Unlike humans, dogs are unable to cool themselves through sweating. Instead, dogs rely on less efficient methods such as panting and are, therefore, at an increased risk of heat exhaustion, which can escalate into heatstroke.
Normal Temperature vs. Heat Exhaustion
A dog’s normal body temperature is typically 100°F- 102.5°F.
Heat exhaustion is typically classified as a body temperature over 103°F, with heat stroke being over 106°F.
What to Look For:
Specific dogs are more at risk of developing heat exhaustion than others so it is important to recognize which category your pet falls under.
- Young Puppies & Elderly Dogs: It is essential to know the age of your dog as young puppies may not be used to the heat, and elderly dogs can face other complications.
- Brachycephalic Breeds: Due to their flat face and stubby nose, brachycephalic breeds such as boxers and pugs are unable to pant as efficiently as breeds with longer snouts.
How to Prevent Heat Exhaustion
On hot days or those with high humidity, take precautions to avoid heat exhaustion. These include limiting your dog’s exercise, offering plenty of water, and keeping them inside with air conditioning.
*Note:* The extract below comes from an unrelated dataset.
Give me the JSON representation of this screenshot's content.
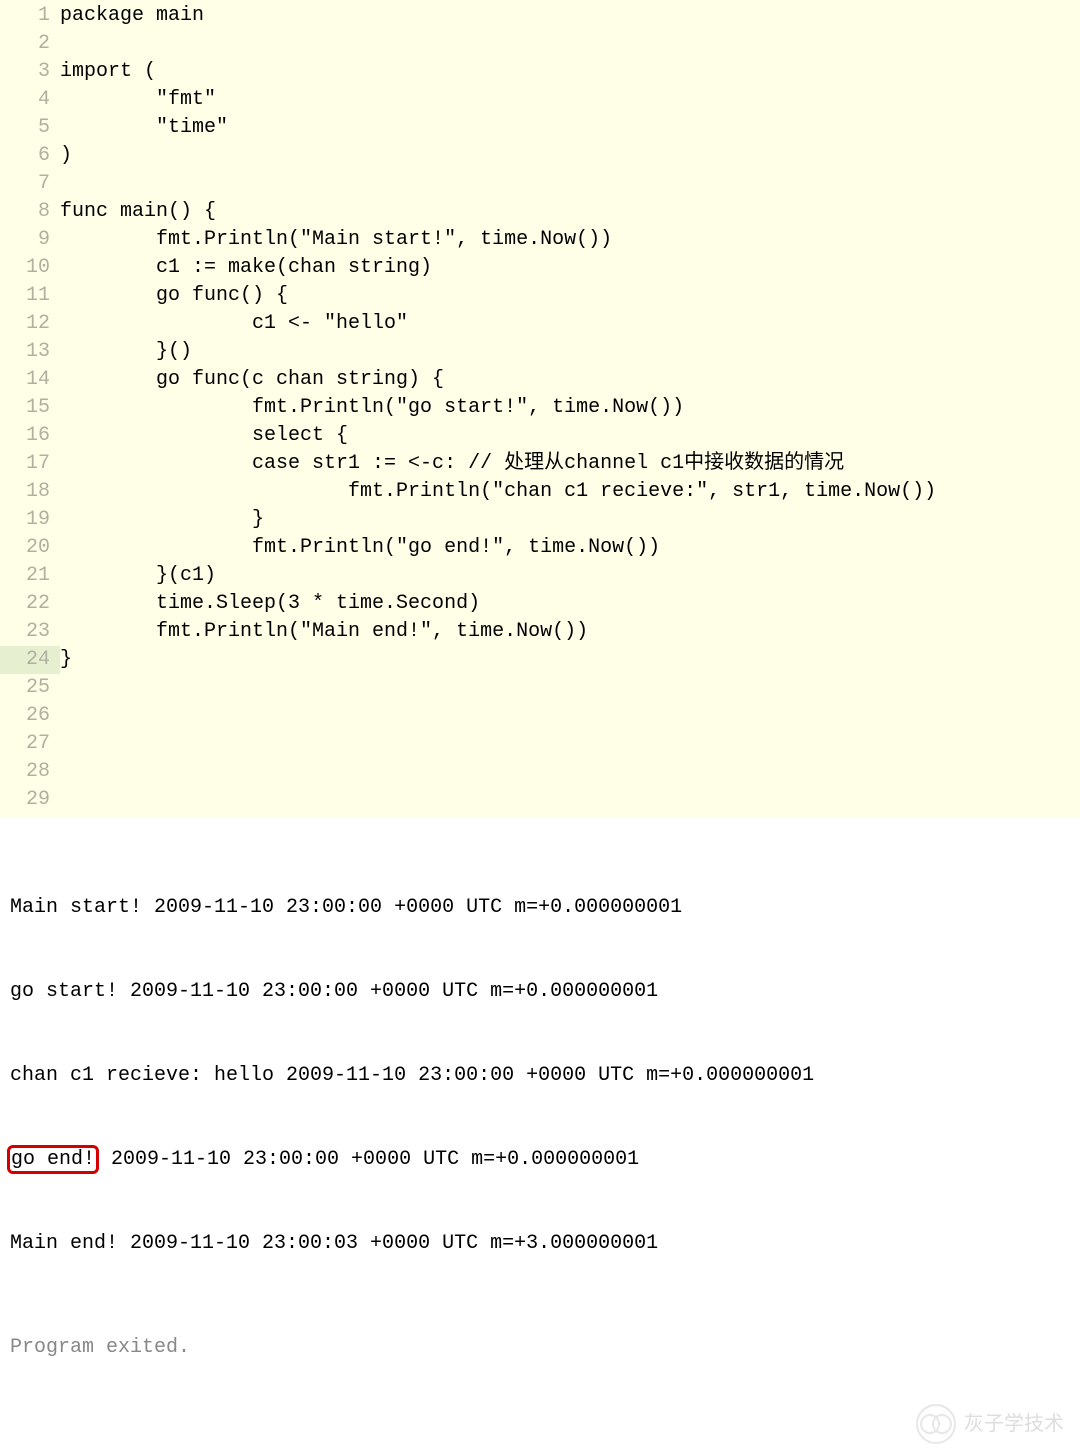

Parked vehicles (even those with the windows down) warm-up exceptionally quickly, even on mild days, making this a dangerous situation for your dog.
Signs of Heat Exhaustion in Dogs:
If your dog is expressing these symptoms, call your veterinarian and quickly move them inside with air conditioning or under a fan.
- Excessive panting
- Discolored tongue and gums
Checking your dog’s temperature can help determine the severity of heat exhaustion, and will provide additional insight to your veterinarian. You can use cool (not cold!) water on their armpits and the pads of their paws. Lukewarm or room temperature water can be offered, but avoid using cold water or ice cubes.